Heisenberg u.a.

Bei der Beschäftigung mit den Rechten bin ich zu meiner Überraschung auch auf Heisenberg gestoßen, der nach dem Krieg mit Jünger und Heidegger von Jüngeradepten zu einer Art rechtsintellektuellem Dreibund zusammengeführt werden sollte, was aber über einige öffentliche Treffen nicht weiter hinausging.
Von Heisenberg war mir durch die ihn betreffenden biographischen Schriften der Eindruck vermittelt worden, es handle sich bei ihm und den anderen Physikern des Atombombenprojekts in Deutschland um jenen Typus von Nazigegnern, die auf fast schwejksche Art verhinderten, dass den Nazis der Bau einer Atombombe gelinge.
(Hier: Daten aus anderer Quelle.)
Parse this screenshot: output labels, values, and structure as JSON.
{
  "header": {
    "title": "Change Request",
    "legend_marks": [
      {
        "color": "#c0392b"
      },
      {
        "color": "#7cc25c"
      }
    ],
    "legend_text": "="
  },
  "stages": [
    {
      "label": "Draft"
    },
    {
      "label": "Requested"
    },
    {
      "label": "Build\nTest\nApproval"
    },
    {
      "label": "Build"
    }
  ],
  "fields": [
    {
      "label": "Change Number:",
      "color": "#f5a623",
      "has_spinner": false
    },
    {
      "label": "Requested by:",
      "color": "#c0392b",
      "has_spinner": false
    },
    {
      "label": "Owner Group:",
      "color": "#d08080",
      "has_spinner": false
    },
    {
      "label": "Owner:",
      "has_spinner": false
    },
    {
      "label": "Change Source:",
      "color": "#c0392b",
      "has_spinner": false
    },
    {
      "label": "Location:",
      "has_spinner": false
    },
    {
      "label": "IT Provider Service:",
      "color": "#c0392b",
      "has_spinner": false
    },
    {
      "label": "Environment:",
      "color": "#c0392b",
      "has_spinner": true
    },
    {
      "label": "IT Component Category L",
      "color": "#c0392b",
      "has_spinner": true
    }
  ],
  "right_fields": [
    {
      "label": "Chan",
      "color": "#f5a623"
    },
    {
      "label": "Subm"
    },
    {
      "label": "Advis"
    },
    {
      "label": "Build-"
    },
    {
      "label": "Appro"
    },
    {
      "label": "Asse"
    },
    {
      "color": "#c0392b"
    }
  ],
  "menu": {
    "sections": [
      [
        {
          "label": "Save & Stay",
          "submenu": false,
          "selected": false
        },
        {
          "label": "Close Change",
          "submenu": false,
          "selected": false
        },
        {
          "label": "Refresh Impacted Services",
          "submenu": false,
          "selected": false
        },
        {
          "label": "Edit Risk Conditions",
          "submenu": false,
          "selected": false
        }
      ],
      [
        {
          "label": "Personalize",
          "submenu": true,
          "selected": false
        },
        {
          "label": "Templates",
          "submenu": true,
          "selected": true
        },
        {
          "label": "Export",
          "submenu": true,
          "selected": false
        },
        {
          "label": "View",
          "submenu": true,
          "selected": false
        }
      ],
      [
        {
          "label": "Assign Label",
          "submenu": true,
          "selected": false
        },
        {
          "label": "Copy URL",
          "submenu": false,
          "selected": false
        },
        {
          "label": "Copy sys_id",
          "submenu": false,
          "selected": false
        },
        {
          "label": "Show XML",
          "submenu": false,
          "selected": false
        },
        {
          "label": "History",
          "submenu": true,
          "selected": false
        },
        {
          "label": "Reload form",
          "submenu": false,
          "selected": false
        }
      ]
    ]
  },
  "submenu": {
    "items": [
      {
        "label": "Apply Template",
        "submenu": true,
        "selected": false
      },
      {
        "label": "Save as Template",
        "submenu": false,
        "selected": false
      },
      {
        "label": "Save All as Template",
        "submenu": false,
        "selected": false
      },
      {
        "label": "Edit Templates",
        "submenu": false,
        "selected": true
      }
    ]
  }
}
Sowohl Paul Lawrence Roses "Heisenberg und das Atombombenprojekt der Nazis", dessen Buch wegen vieler Ungenauigkeiten und einem zweifelhaften kulturphilosophischen Ansatz zurecht kritisiert wurde, in vielen Punkten aber zuzustimmen ist, als auch John Cornwells "Forschen für den Führer. Deutsche Naturwissenschaftler und der Zweite Weltkrieg" lassen da einige Zweifel aufkommen.
Demnach war Heisenberg ein weitgehend opportunistischer Karrierist, dem es auch nach dem Krieg nicht einfiel, seine Verhaltensweisen im Nationalsozialismus einer kritischen Analyse zu unterziehen.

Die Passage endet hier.